J'ai un petit rire gêné.
— Comme Mona Lisa ?
— Non, comme Simonetta Vespucci.
— Qui ?
— La Vénus de Botticelli.
— C'est drôle que vous disiez cela, dis-je en me tournant à nouveau face à ma toile. Mon père me comparait à elle également. Est-ce bien elle dans La Naissance de Vénus ?
— Pour sûr, oui. Elle était la muse du peintre, mais pas que. Celle de la ville de Florence entière.
— Elle devait être une splendide femme. Mais, je crois que vous faites fausse route, la Vénus de Botticelli était rousse et avez un nez crochu.
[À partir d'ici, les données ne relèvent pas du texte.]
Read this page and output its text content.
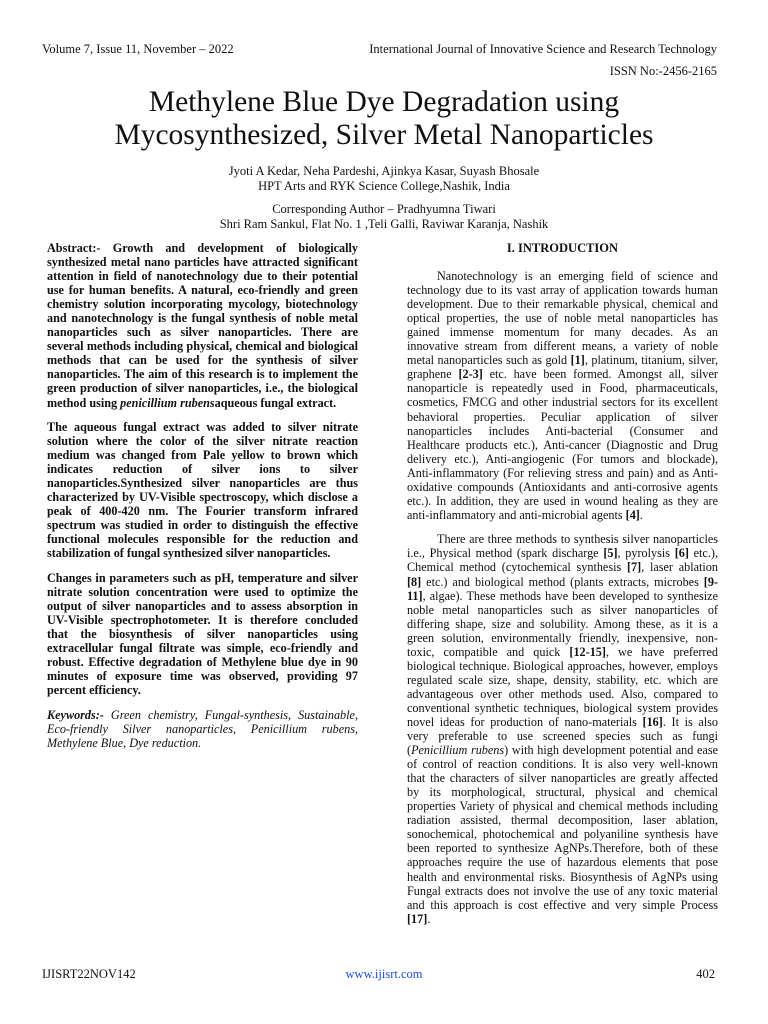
Volume 7, Issue 11, November – 2022	International Journal of Innovative Science and Research Technology
ISSN No:-2456-2165
Methylene Blue Dye Degradation using
Mycosynthesized, Silver Metal Nanoparticles
Jyoti A Kedar, Neha Pardeshi, Ajinkya Kasar, Suyash Bhosale
HPT Arts and RYK Science College,Nashik, India
Corresponding Author – Pradhyumna Tiwari
Shri Ram Sankul, Flat No. 1 ,Teli Galli, Raviwar Karanja, Nashik

Abstract:- Growth and development of biologically synthesized metal nano particles have attracted significant attention in field of nanotechnology due to their potential use for human benefits. A natural, eco-friendly and green chemistry solution incorporating mycology, biotechnology and nanotechnology is the fungal synthesis of noble metal nanoparticles such as silver nanoparticles. There are several methods including physical, chemical and biological methods that can be used for the synthesis of silver nanoparticles. The aim of this research is to implement the green production of silver nanoparticles, i.e., the biological method using penicillium rubensaqueous fungal extract.

The aqueous fungal extract was added to silver nitrate solution where the color of the silver nitrate reaction medium was changed from Pale yellow to brown which indicates reduction of silver ions to silver nanoparticles.Synthesized silver nanoparticles are thus characterized by UV-Visible spectroscopy, which disclose a peak of 400-420 nm. The Fourier transform infrared spectrum was studied in order to distinguish the effective functional molecules responsible for the reduction and stabilization of fungal synthesized silver nanoparticles.

Changes in parameters such as pH, temperature and silver nitrate solution concentration were used to optimize the output of silver nanoparticles and to assess absorption in UV-Visible spectrophotometer. It is therefore concluded that the biosynthesis of silver nanoparticles using extracellular fungal filtrate was simple, eco-friendly and robust. Effective degradation of Methylene blue dye in 90 minutes of exposure time was observed, providing 97 percent efficiency.

Keywords:- Green chemistry, Fungal-synthesis, Sustainable, Eco-friendly Silver nanoparticles, Penicillium rubens, Methylene Blue, Dye reduction.

I. INTRODUCTION

Nanotechnology is an emerging field of science and technology due to its vast array of application towards human development. Due to their remarkable physical, chemical and optical properties, the use of noble metal nanoparticles has gained immense momentum for many decades. As an innovative stream from different means, a variety of noble metal nanoparticles such as gold [1], platinum, titanium, silver, graphene [2-3] etc. have been formed. Amongst all, silver nanoparticle is repeatedly used in Food, pharmaceuticals, cosmetics, FMCG and other industrial sectors for its excellent behavioral properties. Peculiar application of silver nanoparticles includes Anti-bacterial (Consumer and Healthcare products etc.), Anti-cancer (Diagnostic and Drug delivery etc.), Anti-angiogenic (For tumors and blockade), Anti-inflammatory (For relieving stress and pain) and as Anti-oxidative compounds (Antioxidants and anti-corrosive agents etc.). In addition, they are used in wound healing as they are anti-inflammatory and anti-microbial agents [4].

There are three methods to synthesis silver nanoparticles i.e., Physical method (spark discharge [5], pyrolysis [6] etc.), Chemical method (cytochemical synthesis [7], laser ablation [8] etc.) and biological method (plants extracts, microbes [9-11], algae). These methods have been developed to synthesize noble metal nanoparticles such as silver nanoparticles of differing shape, size and solubility. Among these, as it is a green solution, environmentally friendly, inexpensive, non-toxic, compatible and quick [12-15], we have preferred biological technique. Biological approaches, however, employs regulated scale size, shape, density, stability, etc. which are advantageous over other methods used. Also, compared to conventional synthetic techniques, biological system provides novel ideas for production of nano-materials [16]. It is also very preferable to use screened species such as fungi (Penicillium rubens) with high development potential and ease of control of reaction conditions. It is also very well-known that the characters of silver nanoparticles are greatly affected by its morphological, structural, physical and chemical properties Variety of physical and chemical methods including radiation assisted, thermal decomposition, laser ablation, sonochemical, photochemical and polyaniline synthesis have been reported to synthesize AgNPs.Therefore, both of these approaches require the use of hazardous elements that pose health and environmental risks. Biosynthesis of AgNPs using Fungal extracts does not involve the use of any toxic material and this approach is cost effective and very simple Process [17].

IJISRT22NOV142	www.ijisrt.com	402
— Je ne parle pas de l'aspect physique de Simonetta Vespucci mais de sa grâce féminine. Ce qu'elle incarnait : une beauté rare.
— Oui...
— Comme vous.
— Vous m'en voyez flattée mais, je doute... continué-je, un brin agacée.
— Vous n'imaginez pas les traits gracieux que vous dégagez et qui incitent n'importe quelle personne à détourner le regard pour vous observer, mademoiselle. Une jolie toile de Maître.
Au-devant d'une telle sortie, je me retourne et nous partageons un long et profond regard. Toutefois, je ne peux m'empêcher de lancer un fin soupir, me demandant : Est-il sérieux ?
— Vous me draguez ?
Il explose de rire, à ne plus en finir.
— Non, je suis un peintre et j'aime relater sur toile ce que j'estime être beau, ce qui me parle.
Il semble sincère et il a le don de ne pas mettre mal à l'aise. Un sourire, un tempérament serein et jovial, je souris à mon tour, bien que j'aie très envie de lui dire que cela a le don de m'énerver qu'on parle sans cesse de mon physique, alors que j'ai d'autres qualités que j'essaye de mettre en avant.
Mon chef d'atelier décide d'entrer à ce moment-là, mettant fin à cette discussion des plus étranges. Dimitri Stein insiste pour que je réfléchisse à sa proposition de poser pour lui et je lui demande, à l'inverse, une photo avec lui, bien conservée dans mon cellulaire, lui annonçant que j'allais étudier l'offre.